Ordo Rosarius Equilibrio: « Let’s Play (Two Girls & A Goat) »

Les rituels d’Archon Satani sont ceux d’un temps ancien. Dans l’histoire du parcours du chanteur et compositeur suédois Tomas Pettersson, c’est avec Ordo Equilibrio (période créative embryonnaire d’ORE) que l’envol a lieu, pour de vrai. Installation d’une musicalité, d’un nom.
La personne de Tomas hante les contrées neofolk depuis la naissance de ce projet singulier et remarqué. Il fallut la grâce d’une musique mais aussi celle, aux temps originels, de l’intervention d’un label concerné et responsable : Cold Meat Industry. Depuis, rien n’a interrompu un parcours inscrit au fil de l’eau dans le long terme. Ordo Rosarius Equilibrio, si constant en style et affirmatif dans sa plainte sensuelle, n’a pas d’âge – du moins se plait-on à le croire.

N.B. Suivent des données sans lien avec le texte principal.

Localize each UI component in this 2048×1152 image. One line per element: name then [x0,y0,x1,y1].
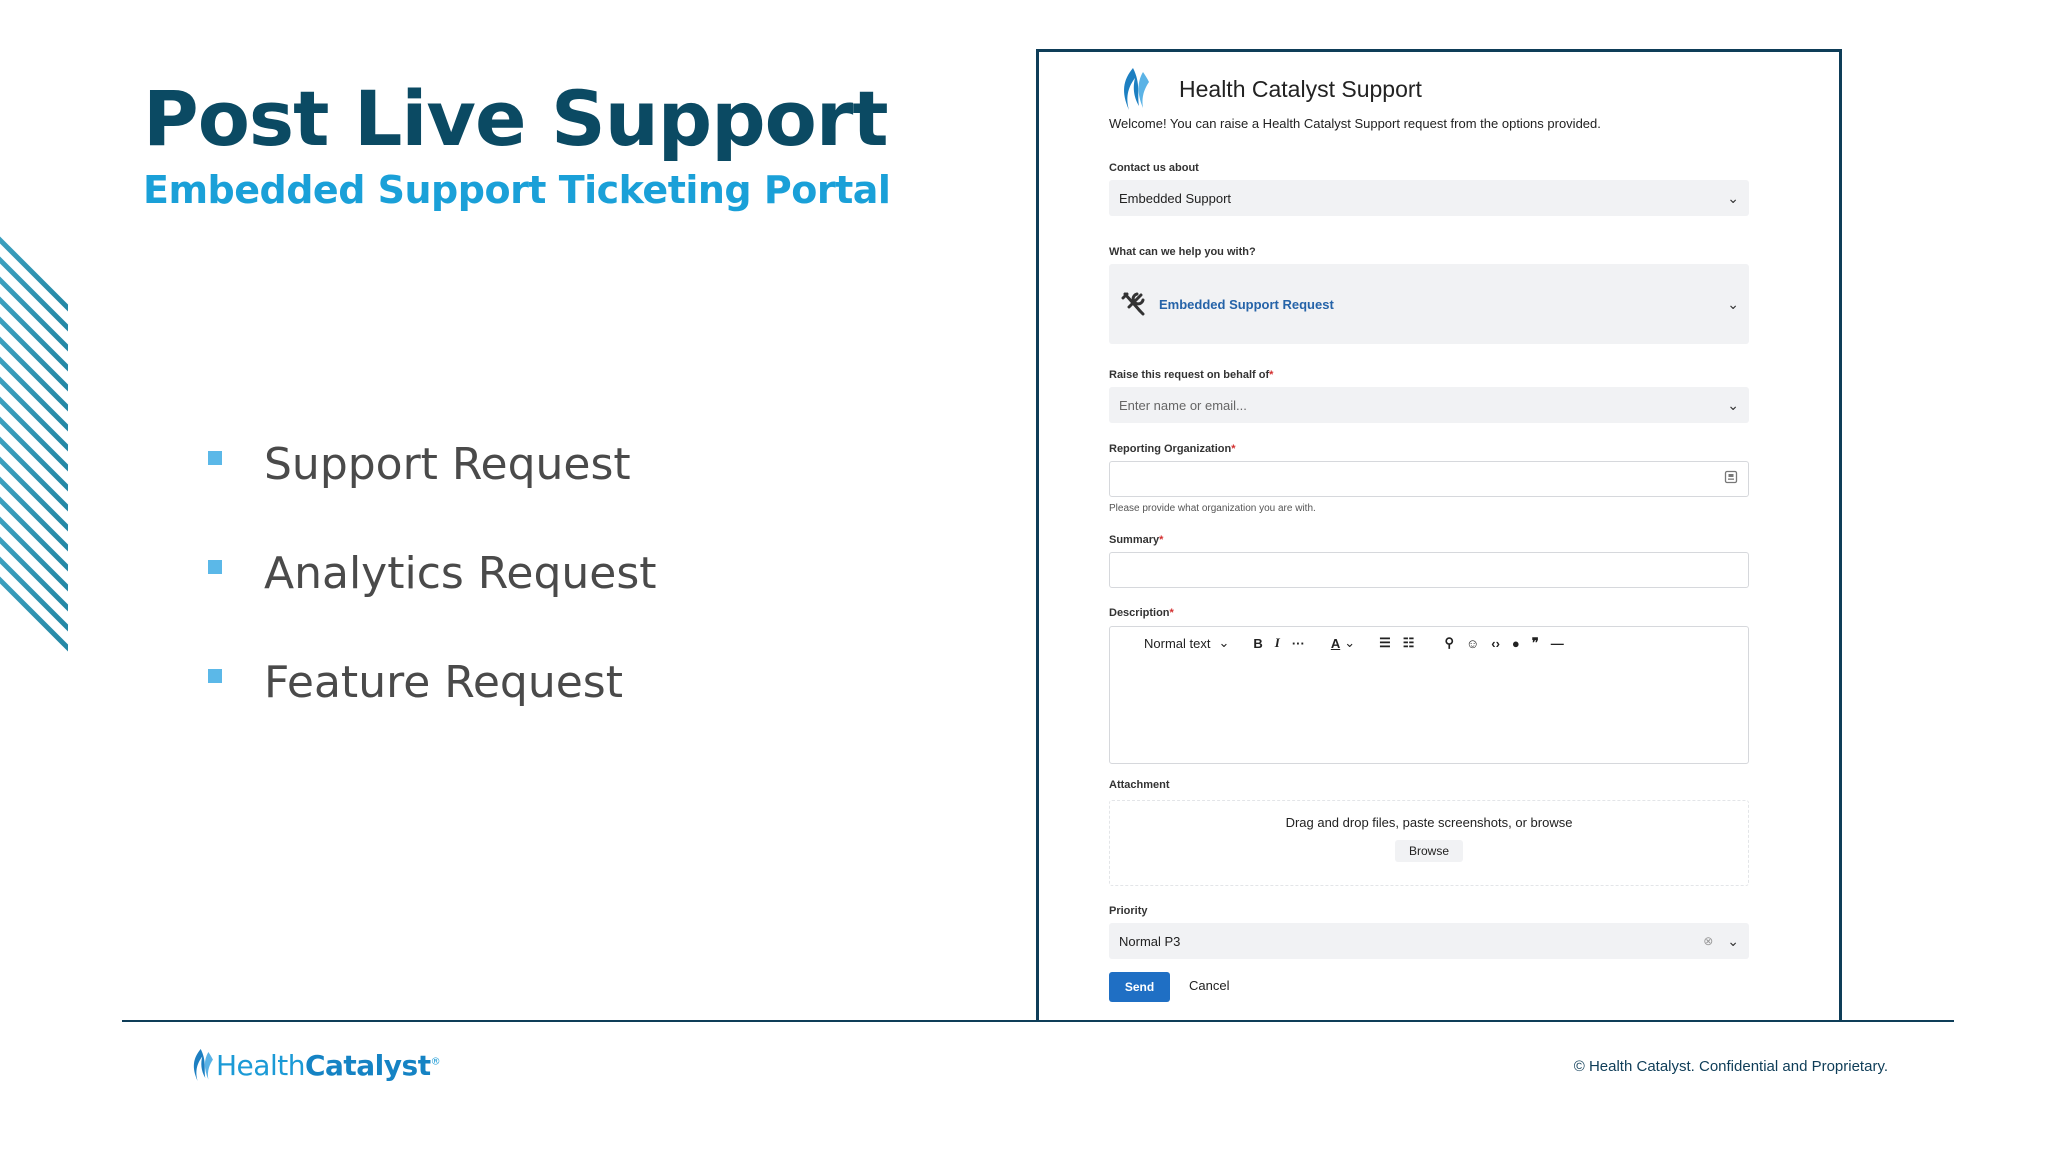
description-label-text: Description [1109,607,1170,619]
behalf-placeholder: Enter name or email... [1119,397,1247,413]
tools-icon [1119,290,1147,318]
attachment-label: Attachment [1109,779,1170,791]
slide-title: Post Live Support [143,74,888,163]
code-icon[interactable]: ‹› [1491,635,1500,651]
org-label [1109,443,1236,455]
request-type-value: Embedded Support Request [1159,296,1334,312]
bullet-text: Support Request [264,439,631,490]
editor-toolbar [1144,635,1576,651]
emoji-icon[interactable]: ☺ [1465,635,1480,651]
required-mark: * [1169,607,1174,619]
health-catalyst-flame-icon [190,1044,216,1086]
support-form-screenshot [1036,49,1842,1022]
request-type-select[interactable] [1109,264,1749,344]
list-item [208,628,657,737]
welcome-text: Welcome! You can raise a Health Catalyst Support request from the options provided. [1109,116,1601,131]
behalf-select[interactable] [1109,387,1749,423]
copyright-notice: © Health Catalyst. Confidential and Proprietary. [1573,1058,1888,1075]
contact-label: Contact us about [1109,162,1199,174]
chevron-down-icon: ⌄ [1727,295,1739,312]
info-icon[interactable]: ● [1511,635,1520,651]
logo-wordmark [216,1049,440,1082]
health-catalyst-logo [190,1044,440,1086]
health-catalyst-flame-icon [1119,66,1153,112]
more-formatting-icon[interactable]: ··· [1291,635,1305,651]
priority-label: Priority [1109,905,1148,917]
bullet-text: Analytics Request [264,548,657,599]
summary-label-text: Summary [1109,534,1160,546]
behalf-label [1109,369,1273,381]
priority-select[interactable] [1109,923,1749,959]
description-editor[interactable] [1109,626,1749,764]
list-item [208,410,657,519]
summary-label [1109,534,1163,546]
decorative-stripes [0,220,68,660]
contact-card-icon [1724,470,1738,489]
text-color-icon[interactable]: A [1330,635,1341,651]
bullet-list-icon[interactable]: ☰ [1379,635,1391,650]
footer-divider [122,1020,1954,1022]
attachment-dropzone[interactable] [1109,800,1749,886]
form-title: Health Catalyst Support [1179,75,1422,102]
behalf-label-text: Raise this request on behalf of [1109,369,1270,381]
chevron-down-icon: ⌄ [1727,189,1739,206]
org-input[interactable] [1109,461,1749,497]
cancel-button[interactable]: Cancel [1189,978,1230,993]
contact-select[interactable] [1109,180,1749,216]
slide-subtitle: Embedded Support Ticketing Portal [143,168,891,212]
list-item [208,519,657,628]
required-mark: * [1269,369,1274,381]
bullet-square-icon [208,669,222,683]
numbered-list-icon[interactable]: ☷ [1402,635,1415,650]
bullet-square-icon [208,560,222,574]
attachment-text: Drag and drop files, paste screenshots, or browse [1285,815,1573,830]
summary-input[interactable] [1109,552,1749,588]
description-label [1109,607,1174,619]
required-mark: * [1159,534,1164,546]
bullet-text: Feature Request [264,657,623,708]
logo-catalyst: Catalyst [304,1048,431,1082]
browse-button[interactable]: Browse [1395,840,1463,862]
send-button[interactable]: Send [1109,972,1170,1002]
bold-icon[interactable]: B [1253,635,1263,651]
chevron-down-icon: ⌄ [1344,635,1356,650]
clear-icon[interactable]: ⊗ [1703,934,1714,948]
help-label: What can we help you with? [1109,246,1256,258]
chevron-down-icon: ⌄ [1727,396,1739,413]
divider-icon[interactable]: — [1550,635,1564,651]
priority-value: Normal P3 [1119,933,1181,949]
link-icon[interactable]: ⚲ [1444,635,1454,650]
org-hint: Please provide what organization you are with. [1109,503,1316,514]
chevron-down-icon: ⌄ [1218,635,1230,650]
logo-health: Health [216,1048,305,1082]
logo-mark: ® [430,1056,441,1068]
contact-select-value: Embedded Support [1119,190,1232,206]
form-header [1109,64,1422,114]
chevron-down-icon: ⌄ [1727,932,1739,949]
required-mark: * [1231,443,1236,455]
quote-icon[interactable]: ❞ [1531,635,1539,650]
org-label-text: Reporting Organization [1109,443,1232,455]
italic-icon[interactable]: I [1274,635,1280,650]
request-type-list [208,410,657,737]
text-style-select[interactable]: Normal text [1144,635,1211,651]
bullet-square-icon [208,451,222,465]
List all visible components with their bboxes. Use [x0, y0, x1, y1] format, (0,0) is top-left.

Soufre des interdits, promesses du désir, feux intérieurs, transgression, questionnement des valeurs, ORE est tout cela.
Progression sensible des formes et de la narration : le sceau de l’austérité a frappé une grande partie de la production mais après l’arrivée dans le projet de la compagne Rose-Marie Larsen et de manière croissante sur ses dernières années de travail, ORE a tendu vers une écriture plus charnelle, pop en cachet sans que cette dernière se départisse d’une tendance cryptique. C’est le charme de ces choses, leur venin.

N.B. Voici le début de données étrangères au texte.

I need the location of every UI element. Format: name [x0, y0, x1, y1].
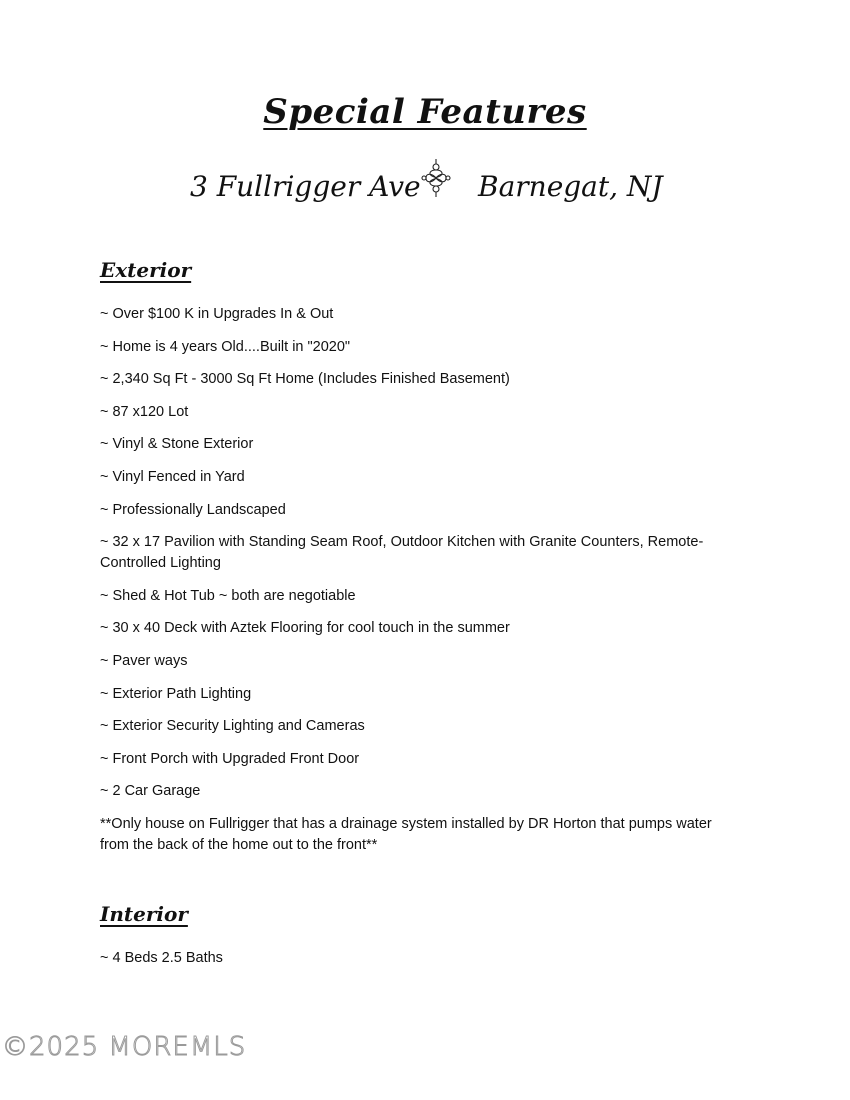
list-item: ~ 30 x 40 Deck with Aztek Flooring for cool touch in the summer	[100, 620, 510, 637]
list-item: ~ Vinyl Fenced in Yard	[100, 468, 245, 485]
celtic-knot-icon	[420, 158, 452, 198]
list-item: ~ Paver ways	[100, 652, 188, 669]
interior-heading: Interior	[100, 902, 188, 926]
address-city: Barnegat, NJ	[478, 170, 663, 203]
list-item: ~ Exterior Path Lighting	[100, 685, 252, 702]
interior-list	[100, 948, 740, 981]
address-street: 3 Fullrigger Ave	[190, 170, 421, 203]
list-item: ~ Exterior Security Lighting and Cameras	[100, 718, 365, 735]
list-item: ~ Home is 4 years Old....Built in "2020"	[100, 338, 351, 355]
exterior-list	[100, 304, 740, 868]
list-item: ~ 2 Car Garage	[100, 783, 201, 800]
list-item: ~ 2,340 Sq Ft - 3000 Sq Ft Home (Includes Finished Basement)	[100, 371, 510, 388]
exterior-heading: Exterior	[100, 258, 192, 282]
list-item: ~ Front Porch with Upgraded Front Door	[100, 750, 360, 767]
page-title: Special Features	[263, 92, 587, 132]
list-item: ~ Over $100 K in Upgrades In & Out	[100, 306, 334, 322]
address-row	[0, 158, 850, 218]
list-item: ~ Professionally Landscaped	[100, 501, 286, 518]
drainage-note: **Only house on Fullrigger that has a drainage system installed by DR Horton that pumps water from the back of the home out to the front**	[100, 815, 712, 853]
list-item: ~ Shed & Hot Tub ~ both are negotiable	[100, 587, 356, 604]
list-item: ~ 87 x120 Lot	[100, 403, 189, 420]
copyright-watermark: ©2025 MOREMLS	[2, 1032, 247, 1062]
list-item: ~ 4 Beds 2.5 Baths	[100, 950, 223, 966]
list-item: ~ Vinyl & Stone Exterior	[100, 436, 254, 453]
list-item: ~ 32 x 17 Pavilion with Standing Seam Roof, Outdoor Kitchen with Granite Counters, Remote-Controlled Lighting	[100, 534, 704, 572]
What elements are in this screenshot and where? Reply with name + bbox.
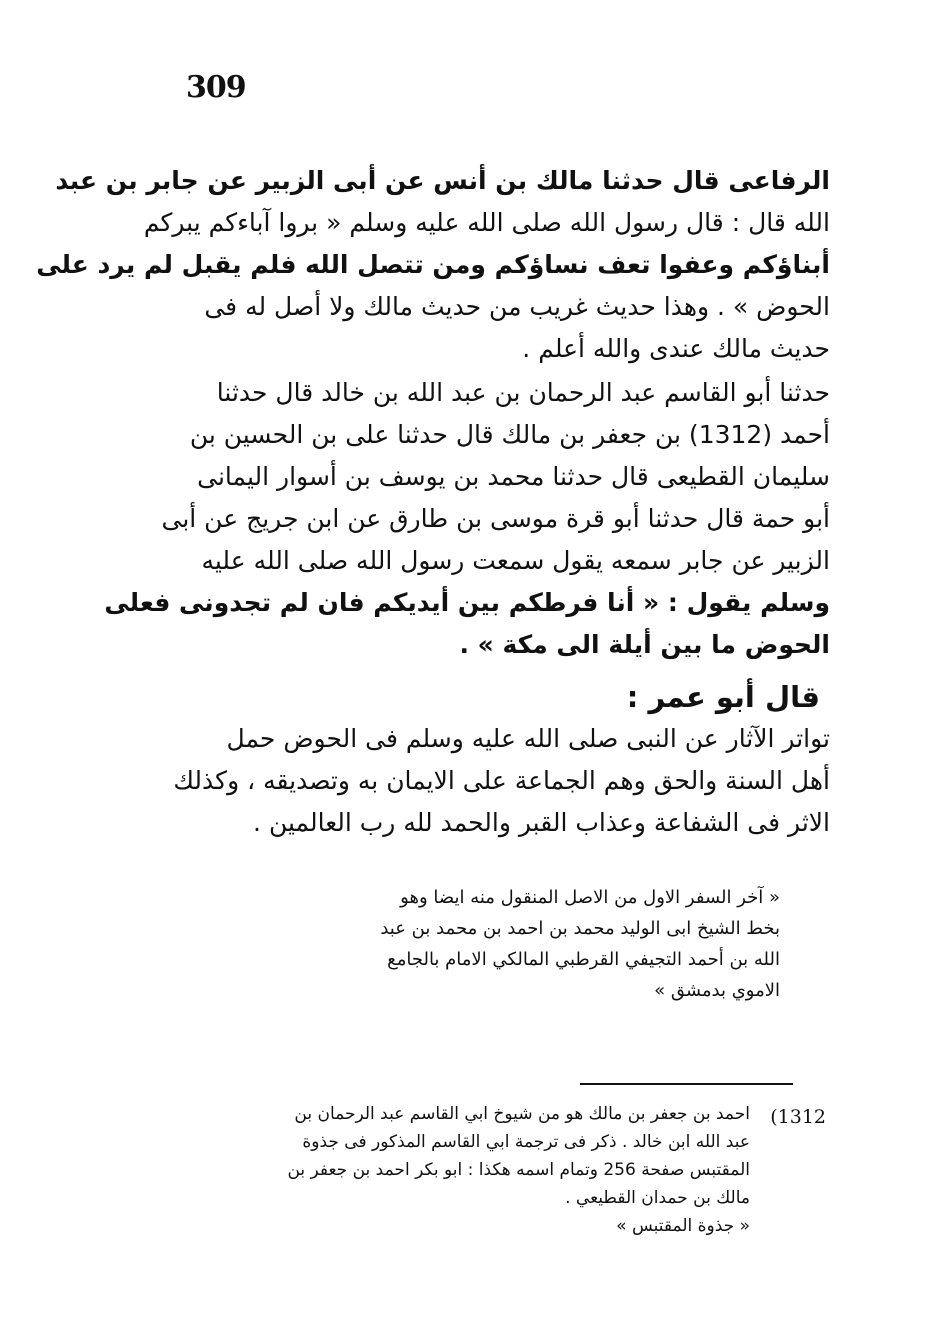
paragraph-2 [104,372,830,666]
footnote-number: 1312) [770,1106,826,1128]
paragraph-3 [150,718,830,844]
text-line: الحوض » . وهذا حديث غريب من حديث مالك ولا أصل له فى [204,292,830,321]
colophon-line: بخط الشيخ ابى الوليد محمد بن احمد بن محمد بن عبد [380,918,780,939]
text-line: الحوض ما بين أيلة الى مكة » . [459,630,830,659]
text-line: الرفاعى قال حدثنا مالك بن أنس عن أبى الزبير عن جابر بن عبد [55,166,830,195]
footnote-divider [580,1083,793,1085]
text-line: أبناؤكم وعفوا تعف نساؤكم ومن تتصل الله فلم يقبل لم يرد على [36,250,830,279]
footnote-line: المقتبس صفحة 256 وتمام اسمه هكذا : ابو بكر احمد بن جعفر بن [287,1160,750,1180]
footnote-line: مالك بن حمدان القطيعي . [565,1188,750,1208]
text-line: أبو حمة قال حدثنا أبو قرة موسى بن طارق عن ابن جريج عن أبى [161,504,830,533]
text-line: حدثنا أبو القاسم عبد الرحمان بن عبد الله بن خالد قال حدثنا [216,378,830,407]
text-line: حديث مالك عندى والله أعلم . [522,334,830,363]
text-line: أحمد (1312) بن جعفر بن مالك قال حدثنا على بن الحسين بن [189,420,830,449]
colophon-note [230,882,780,1006]
text-line: أهل السنة والحق وهم الجماعة على الايمان به وتصديقه ، وكذلك [173,766,830,795]
text-line: الله قال : قال رسول الله صلى الله عليه وسلم « بروا آباءكم يبركم [143,208,830,237]
footnote-line: احمد بن جعفر بن مالك هو من شيوخ ابي القاسم عبد الرحمان بن [294,1104,750,1124]
section-heading: قال أبو عمر : [626,680,820,714]
text-line: الاثر فى الشفاعة وعذاب القبر والحمد لله رب العالمين . [253,808,830,837]
text-line: سليمان القطيعى قال حدثنا محمد بن يوسف بن أسوار اليمانى [197,462,830,491]
footnote-line: عبد الله ابن خالد . ذكر فى ترجمة ابي القاسم المذكور فى جذوة [302,1132,750,1152]
colophon-line: الاموي بدمشق » [654,980,780,1001]
colophon-line: « آخر السفر الاول من الاصل المنقول منه ايضا وهو [400,887,780,908]
text-line: الزبير عن جابر سمعه يقول سمعت رسول الله صلى الله عليه [201,546,830,575]
footnote-line: « جذوة المقتبس » [616,1216,750,1236]
text-line: تواتر الآثار عن النبى صلى الله عليه وسلم فى الحوض حمل [226,724,830,753]
paragraph-1 [36,160,830,370]
text-line: وسلم يقول : « أنا فرطكم بين أيديكم فان لم تجدونى فعلى [104,588,830,617]
page-number: 309 [186,70,246,105]
colophon-line: الله بن أحمد التجيفي القرطبي المالكي الامام بالجامع [387,949,780,970]
footnote [160,1100,750,1240]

ORE, ces dix dernières années, reste sur une rythme de production lent (le précédent format long
Vision: Libertine avait, comme le nouvel opus, nécessité plusieurs années de labeur après la parution de Songs 4 Hate & Devotion). Précaution est toujours préférable à l’emballement.
Certaines règles demeurent néanmoins immuables en 2019, créant subtil équilibre dans le son : la nervure pop, indéniable, ne disperse pas une pulpe sévère, instrumentations et mots nimbés d’une brume érotique ou frappés d’une allusion charnelle plus frontale. Le détail pornographique est l’excroissance vulgaire de ce qui sans elle, se cantonnerait au feutre des interdits. Mais ORE défriche les zones interdites et conte son périple sans toujours passer par la suggestion. Et puis il y a ce feeling glacé, apocalyptique, prégnant dans l’œuvre. Le grain de la subversion et le trouble sensuel qui font le sel. Pop austère, minée par les tiraillements intimes, la tentation, cet appétit que l’on réfrène par crainte de l’on ne sait quoi. ORE : un acte libérateur et qui sent le soufre – et ce n’est certainement pas avec ce
Let’s Play (Two Girls & A Goat), que la donne va changer.

Il reste semble-t-il à Tomas Pettersson, qui a démarré l’écriture du présent chapitre il y a sept ans, des rêves de grandeur. Les orchestrations qui marquent l’album – Matt Howden de Sieben est remercié pour les cordes, très belles il faut le dire – donnent à ce son une chair et une volupté inédites (« Two Girls and a Goat (I never knew….) »). Le feutre est au rendez-vous, mais confort n’est pas le mot. Certaines noirceurs, typiques, s’accrochent à la balustrade : l’amertume en voix et les reflets clairs obscurs de « Evil wears a Mask with your Name » rappellent quelque chose des premiers albums, quoique le feeling d’antan s’inscrive plus frontalement dans la langueur. Voies de l’évolution : des teintes déprimées infusent toujours les huiles extatiques (formidables « I met Jesus in a Dream » ou « There’s no Pride Love is Dead »). Leur mixture forme la contradiction interne à cette musique. En elle se cimentent un style, une envergure.
La musique d’ORE est aujourd’hui et sans doute plus accessible qu’elle ne l’a jamais été, sans retrait de l’essence.
Let’s Play (Two Girls & A Goat) est un disque d’équilibre, et sa cinématographie passe par formes séductrices (« Let’s play, said the Rose to the Goat »). Elles renferment un danger, comme souvent. Sexe et suggestion mortuaire s’y côtoient, une vieille tradition. Élégances romantiques perverties par la tension sexuelle, parfois exacerbée.
Le dernier album ? À l’heure où Pettersson dit voir en le cru 2019 la
« version finale d’ORE », expression pour le moins ambiguë, l’avenir dira. Si tel devait être le cas, les essences distillées portent identité, et les mélodies marquent. Dans cette combinaison stylée de pop austère, d’acquis martiaux et romantiques et d’inexorables marches (« This is Life this is War », si noire et belle), ORE affiche splendeur et questionne encore et toujours les valeurs des sociétés modernes, en bon messager des immuables tensions intérieures.